Point `NEXT_PUBLIC_GOLEM_SERVER_URL` and `NEXT_PUBLIC_BACKEND_URL` to `http://localhost:5000` during local dev.

### Common issues & fixes

- **502/CORS or fetch failures from frontend**:
  - Ensure backend is reachable at the configured public URL and is HTTPS.
  - Backend uses permissive CORS via `CORS(app)`. If you restrict origins, include your frontend domain.

- **Missing search keys**:
  - Backend search requires `GOOGLE_API_KEY` and `GOOGLE_CSE_ID`; without them, search-related features will error.

- **api/gemini proxy**:
  - `src/app/api/gemini/route.ts` proxies to `${GOLEM}/api/gemini`. If your backend does not expose `/api/gemini`, either add it server-side or route Gemini calls via Genkit flows only.

- **Training routes**:
  - All `localhost:9006` usages have been removed. Update `TRAINING_API_BASE`/`NEXT_PUBLIC_TRAINING_API_BASE` to your deployed training API base to avoid mock responses.

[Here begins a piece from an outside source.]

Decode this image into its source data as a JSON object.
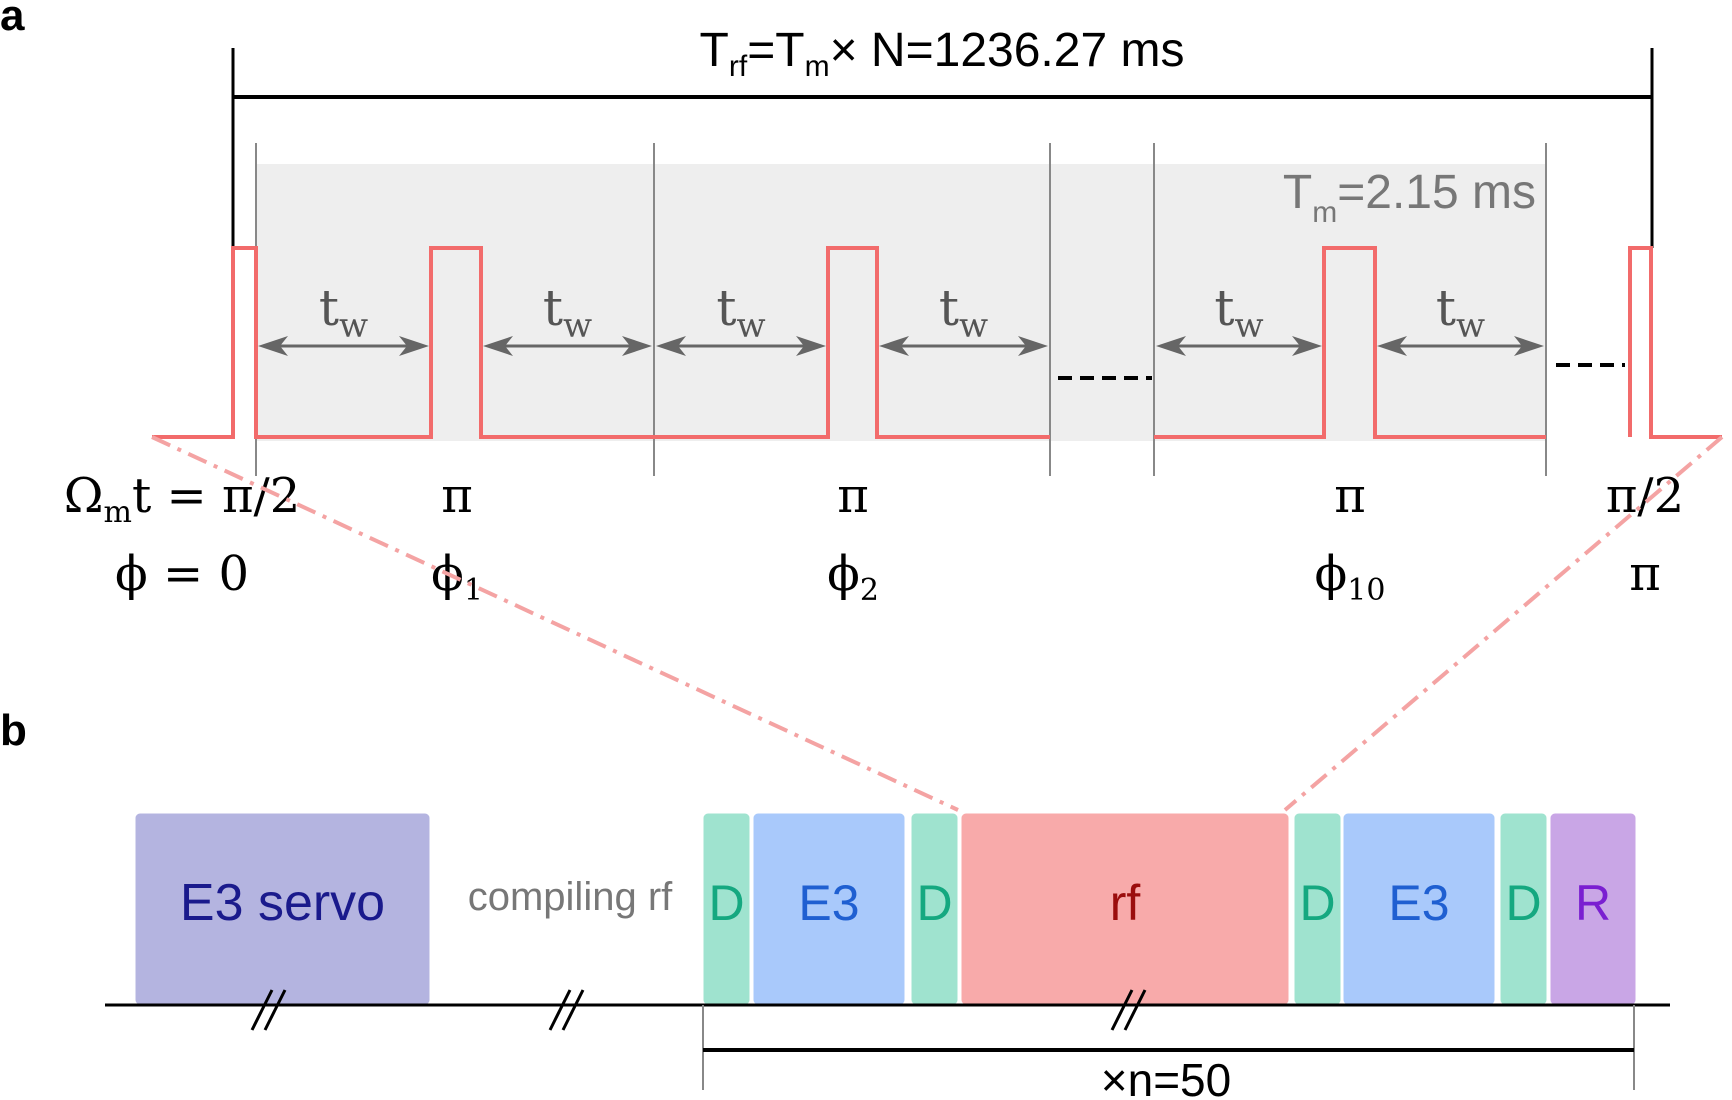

- **Python deps on GPU image**:
  - If `xformers` fails, proceed without it or install a CUDA-matching build.

- **Gunicorn tuning**:
  - Adjust `--workers` based on GPU/CPU and model size; keep timeouts ≀ 60s for proxies.

### Redeploy steps

- Frontend (Vercel): push changes to your main branch; Vercel auto-builds.
- Backend (RunPod): pull latest, restart Gunicorn process.

### URLs

- Frontend: your Vercel/Netlify site (e.g., `https://<project>.vercel.app`)
- Backend: RunPod public proxy or tunnel (e.g., `https://<pod-id>-5000.proxy.runpod.net`)
- Training backend: your public service (e.g., `https://<training-host>`)

### Repository layout highlights

- Backend server: `home/chezy/golem_flask_server.py`
- Frontend API bridges: `src/app/api/*`
- Genkit flows: `src/ai/flows/*`, init in `src/ai/genkit.ts`
- Frontend pages: `src/app/*`
- Containers: `Dockerfile.frontend`, `Dockerfile.golem`
- Docs: `setup-tunnel.md`, `docs/deployment.md`

This guide aligns with the repository and removes hardcoded training endpoints in favor of environment variables, ensuring production-safe, non-mock behavior when a real training backend is provided.